11. Glorious Pop Song "This song was originally called 'You're Still A Strange One'. It was so poppy that we got worried that the record company would release it and that we would become known for it, like Extreme did with 'More Than Words'. When we recorded it, we covered it with swear words, so it will never be a single."

| No. | Title | Writer(s) | Length |
|---|---|---|---|
| 1. | "Yes It's Fucking Political" | Skin, Cass, Ace | 3:51 |
| 2. | "All I Want" | Skin, Cass, Ace | 3:52 |
| 3. | "She's My Heroine" | Skin, Len Arran | 5:03 |
| 4. | "Infidelity (Only You)" | Skin, Cass, Ace | 6:00 |
| 5. | "Hedonism (Just Because You Feel Good)" | Skin, Len Arran | 3:29 |
| 6. | "Twisted (Everyday Hurts)" | Skin, Len Arran | 4:13 |
| 7. | "We Love Your Apathy" | Skin, Cass, Ace | 5:11 |
| 8. | "Brazen (Weep)" | Skin, Len Arran | 4:38 |
| 9. | "Pickin On Me" | Skin, Len Arran | 3:18 |
| 10. | "Milk Is My Sugar" | Skin, Cass, Ace | 3:48 |
| 11. | "Glorious Pop Song" | Skin, Cass, Ace | 4:18 |

==Hidden tracks==
The album contains a number of hidden tracks and surprises for the listener. The first is hidden before the start of track 1 (0:35 or 2:38 long, depending on release), it is an instrumental mix of the song "100 ways to be a good girl" taken from the first album. After track 3 (1:31), 7 (0:40) and 9 (0:57) there is a short jam which can be accessed directly by rewinding from tracks 4, 8, and 10 respectively. Technically it exists in the pause between the end of one track and the beginning of another. CD players can sometimes be seen counting down to zero while they play these hidden tracks. Some rippers will often append these hidden tracks to the end of the previous song.

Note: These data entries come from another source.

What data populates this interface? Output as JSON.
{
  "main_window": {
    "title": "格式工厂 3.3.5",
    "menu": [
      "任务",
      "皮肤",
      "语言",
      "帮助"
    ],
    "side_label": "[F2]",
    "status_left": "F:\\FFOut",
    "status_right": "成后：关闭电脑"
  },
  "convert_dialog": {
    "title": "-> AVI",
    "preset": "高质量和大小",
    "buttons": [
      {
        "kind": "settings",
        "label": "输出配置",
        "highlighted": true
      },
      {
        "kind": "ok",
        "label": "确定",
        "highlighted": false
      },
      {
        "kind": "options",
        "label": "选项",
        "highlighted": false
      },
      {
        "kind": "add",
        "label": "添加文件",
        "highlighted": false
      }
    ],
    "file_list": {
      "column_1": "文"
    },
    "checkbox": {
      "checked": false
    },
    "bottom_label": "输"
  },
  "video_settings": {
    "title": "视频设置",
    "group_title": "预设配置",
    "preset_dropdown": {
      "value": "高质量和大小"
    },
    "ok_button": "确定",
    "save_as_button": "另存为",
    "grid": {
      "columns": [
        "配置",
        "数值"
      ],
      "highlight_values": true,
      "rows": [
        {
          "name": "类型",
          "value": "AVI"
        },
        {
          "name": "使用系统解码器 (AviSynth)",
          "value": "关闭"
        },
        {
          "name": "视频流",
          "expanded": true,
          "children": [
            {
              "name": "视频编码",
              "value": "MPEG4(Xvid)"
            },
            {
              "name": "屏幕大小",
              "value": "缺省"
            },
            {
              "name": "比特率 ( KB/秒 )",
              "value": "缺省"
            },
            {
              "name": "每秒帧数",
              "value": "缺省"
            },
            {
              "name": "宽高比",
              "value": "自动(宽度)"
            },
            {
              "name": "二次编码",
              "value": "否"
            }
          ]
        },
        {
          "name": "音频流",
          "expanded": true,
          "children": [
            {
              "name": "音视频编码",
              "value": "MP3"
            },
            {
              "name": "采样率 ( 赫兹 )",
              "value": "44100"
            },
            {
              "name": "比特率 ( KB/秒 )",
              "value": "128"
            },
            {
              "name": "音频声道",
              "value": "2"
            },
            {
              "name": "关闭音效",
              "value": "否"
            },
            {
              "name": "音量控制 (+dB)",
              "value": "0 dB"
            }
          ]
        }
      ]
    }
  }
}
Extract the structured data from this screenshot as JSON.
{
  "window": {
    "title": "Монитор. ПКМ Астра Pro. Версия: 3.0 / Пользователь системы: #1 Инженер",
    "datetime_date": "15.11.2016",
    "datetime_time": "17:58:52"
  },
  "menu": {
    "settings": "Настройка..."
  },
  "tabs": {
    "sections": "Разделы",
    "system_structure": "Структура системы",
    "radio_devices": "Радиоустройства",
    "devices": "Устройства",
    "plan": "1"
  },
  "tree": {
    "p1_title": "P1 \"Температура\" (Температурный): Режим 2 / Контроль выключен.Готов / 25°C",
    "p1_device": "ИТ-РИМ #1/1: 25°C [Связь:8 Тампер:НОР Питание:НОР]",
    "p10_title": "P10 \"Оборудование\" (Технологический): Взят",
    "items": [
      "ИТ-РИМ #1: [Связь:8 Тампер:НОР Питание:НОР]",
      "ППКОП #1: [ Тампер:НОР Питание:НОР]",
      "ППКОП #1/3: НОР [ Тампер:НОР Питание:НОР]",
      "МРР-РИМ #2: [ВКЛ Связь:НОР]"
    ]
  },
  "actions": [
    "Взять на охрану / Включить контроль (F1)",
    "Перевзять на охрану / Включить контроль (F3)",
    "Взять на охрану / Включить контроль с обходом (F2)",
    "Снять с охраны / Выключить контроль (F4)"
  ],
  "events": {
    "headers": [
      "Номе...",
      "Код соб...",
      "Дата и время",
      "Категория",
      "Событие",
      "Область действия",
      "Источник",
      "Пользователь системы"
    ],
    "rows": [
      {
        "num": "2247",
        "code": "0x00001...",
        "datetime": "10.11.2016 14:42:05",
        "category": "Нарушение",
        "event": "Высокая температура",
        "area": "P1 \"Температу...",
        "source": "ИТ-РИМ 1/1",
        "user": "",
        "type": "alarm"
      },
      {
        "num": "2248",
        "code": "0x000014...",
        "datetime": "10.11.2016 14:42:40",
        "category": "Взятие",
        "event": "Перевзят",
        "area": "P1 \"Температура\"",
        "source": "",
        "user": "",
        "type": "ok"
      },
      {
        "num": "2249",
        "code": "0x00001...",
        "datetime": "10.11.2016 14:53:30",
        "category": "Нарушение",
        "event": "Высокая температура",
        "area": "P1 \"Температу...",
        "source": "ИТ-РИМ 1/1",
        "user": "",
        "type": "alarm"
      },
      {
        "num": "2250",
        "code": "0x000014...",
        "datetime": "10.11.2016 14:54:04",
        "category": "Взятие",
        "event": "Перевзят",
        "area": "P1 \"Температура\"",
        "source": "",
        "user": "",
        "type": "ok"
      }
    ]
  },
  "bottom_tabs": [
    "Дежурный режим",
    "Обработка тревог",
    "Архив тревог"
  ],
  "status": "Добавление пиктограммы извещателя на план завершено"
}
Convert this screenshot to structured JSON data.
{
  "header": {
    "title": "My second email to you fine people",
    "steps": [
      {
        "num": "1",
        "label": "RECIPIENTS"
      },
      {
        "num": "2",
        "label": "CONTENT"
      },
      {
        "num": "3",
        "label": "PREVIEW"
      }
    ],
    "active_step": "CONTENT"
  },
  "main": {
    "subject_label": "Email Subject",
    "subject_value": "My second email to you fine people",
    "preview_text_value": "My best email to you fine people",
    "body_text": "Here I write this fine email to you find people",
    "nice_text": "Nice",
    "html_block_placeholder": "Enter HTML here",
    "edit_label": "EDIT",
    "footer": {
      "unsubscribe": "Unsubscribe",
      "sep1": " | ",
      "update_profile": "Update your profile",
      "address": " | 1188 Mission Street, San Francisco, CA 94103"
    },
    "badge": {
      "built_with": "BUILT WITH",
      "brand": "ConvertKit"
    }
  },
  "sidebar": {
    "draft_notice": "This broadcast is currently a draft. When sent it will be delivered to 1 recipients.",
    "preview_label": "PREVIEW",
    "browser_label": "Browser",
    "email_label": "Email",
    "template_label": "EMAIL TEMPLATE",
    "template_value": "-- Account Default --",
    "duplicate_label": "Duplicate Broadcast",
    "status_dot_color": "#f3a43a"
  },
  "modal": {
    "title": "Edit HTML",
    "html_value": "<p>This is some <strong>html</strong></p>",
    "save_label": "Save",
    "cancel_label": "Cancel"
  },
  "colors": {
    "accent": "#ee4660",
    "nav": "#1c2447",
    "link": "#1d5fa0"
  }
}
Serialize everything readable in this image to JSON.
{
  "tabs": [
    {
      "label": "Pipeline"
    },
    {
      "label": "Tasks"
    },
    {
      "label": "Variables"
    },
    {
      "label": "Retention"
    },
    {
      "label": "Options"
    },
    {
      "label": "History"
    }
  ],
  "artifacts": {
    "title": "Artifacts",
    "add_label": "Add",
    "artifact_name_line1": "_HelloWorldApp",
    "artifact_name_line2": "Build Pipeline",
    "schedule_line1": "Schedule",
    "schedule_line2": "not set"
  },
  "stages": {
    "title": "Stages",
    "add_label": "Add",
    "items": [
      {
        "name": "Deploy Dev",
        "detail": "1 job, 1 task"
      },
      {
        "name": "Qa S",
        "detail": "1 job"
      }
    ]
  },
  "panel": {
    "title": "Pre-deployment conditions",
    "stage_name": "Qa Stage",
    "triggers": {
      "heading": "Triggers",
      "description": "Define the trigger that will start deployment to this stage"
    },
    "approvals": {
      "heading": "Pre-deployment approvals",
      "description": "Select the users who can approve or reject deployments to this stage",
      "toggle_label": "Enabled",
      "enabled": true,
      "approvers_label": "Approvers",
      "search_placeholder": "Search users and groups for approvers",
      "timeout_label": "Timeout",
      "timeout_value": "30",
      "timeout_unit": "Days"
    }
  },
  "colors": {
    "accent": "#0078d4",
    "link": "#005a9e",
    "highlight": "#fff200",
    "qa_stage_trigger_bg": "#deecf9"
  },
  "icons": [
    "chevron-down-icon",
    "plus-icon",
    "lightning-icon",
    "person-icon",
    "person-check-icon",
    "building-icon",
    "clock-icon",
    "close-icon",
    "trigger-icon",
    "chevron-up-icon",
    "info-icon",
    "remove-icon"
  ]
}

The final track, "Glorious Pop Song", ends at 3:43 and is followed by two seconds of silence followed by a recorded conversation which is mostly laughter that lasts for around 30 seconds.

==Personnel==
- Skunk Anansie
- Skin – vocals, theremin, backing vocals
- Cass – bass guitar, backing vocals
- Ace – guitars
- Mark Richardson – drums, percussion, backing vocals

==Charts==
===Weekly charts===

Weekly chart performance for Stoosh
| Chart (1996–1997) | Peak position |
|---|---|
| Australian Albums (ARIA) | 37 |
| Austrian Albums (Ö3 Austria) | 6 |
| Belgian Albums (Ultratop Flanders) | 14 |
| Belgian Albums (Ultratop Wallonia) | 22 |
| Dutch Albums (Album Top 100) | 5 |
| Finnish Albums (Suomen virallinen lista) | 11 |
| French Albums (SNEP) | 31 |
| German Albums (Offizielle Top 100) | 11 |
| Italian Albums (FIMI) | 17 |
| Norwegian Albums (VG-lista) | 8 |
| Scottish Albums (OCC) | 15 |
| Swedish Albums (Sverigetopplistan) | 18 |
| Swiss Albums (Schweizer Hitparade) | 8 |
| UK Albums (OCC) | 9 |
| UK Independent Albums (OCC) | 5 |
| UK Rock & Metal Albums (OCC) | 1 |

===Year-end charts===

Year-end chart performance for Stoosh
| Chart (1997) | Position |
|---|---|
| Austrian Albums (Ö3 Austria) | 28 |
| Belgian Albums (Ultratop Flanders) | 87 |
| Belgian Albums (Ultratop Wallonia) | 93 |
| Dutch Albums (Album Top 100) | 28 |
| German Albums Chart | 28 |
| Italian Albums (FIMI) | 30 |
| Swedish Albums (Sverigetopplistan) | 100 |
| Swiss Albums (Schweizer Hitparade) | 25 |
| UK Albums (OCC) | 33 |

==Certifications and sales==

| Region | Certification | Certified units/sales |
| Austria (IFPI Austria) | Gold | 25,000^{*} |
| Belgium (BRMA) | Gold | 25,000^{*} |
| France (SNEP) | Gold | 100,000^{*} |
| Germany (BVMI) | Gold | 250,000^{^} |
| Iceland | — | 6,721 |
| Italy (FIMI) | 3× Platinum | 300,000 |
| Netherlands (NVPI) | Gold | 50,000^{^} |
| Norway (IFPI Norway) | Gold | 25,000^{*} |
| Sweden (GLF) | Gold | 40,000^{^} |
| Switzerland (IFPI Switzerland) | Gold | 25,000^{^} |
| United Kingdom (BPI) | Platinum | 300,000^{^} |
| United States | — | 30,000 |
^{*} Sales figures based on certification alone. ^{^} Shipments figures based on certification alone.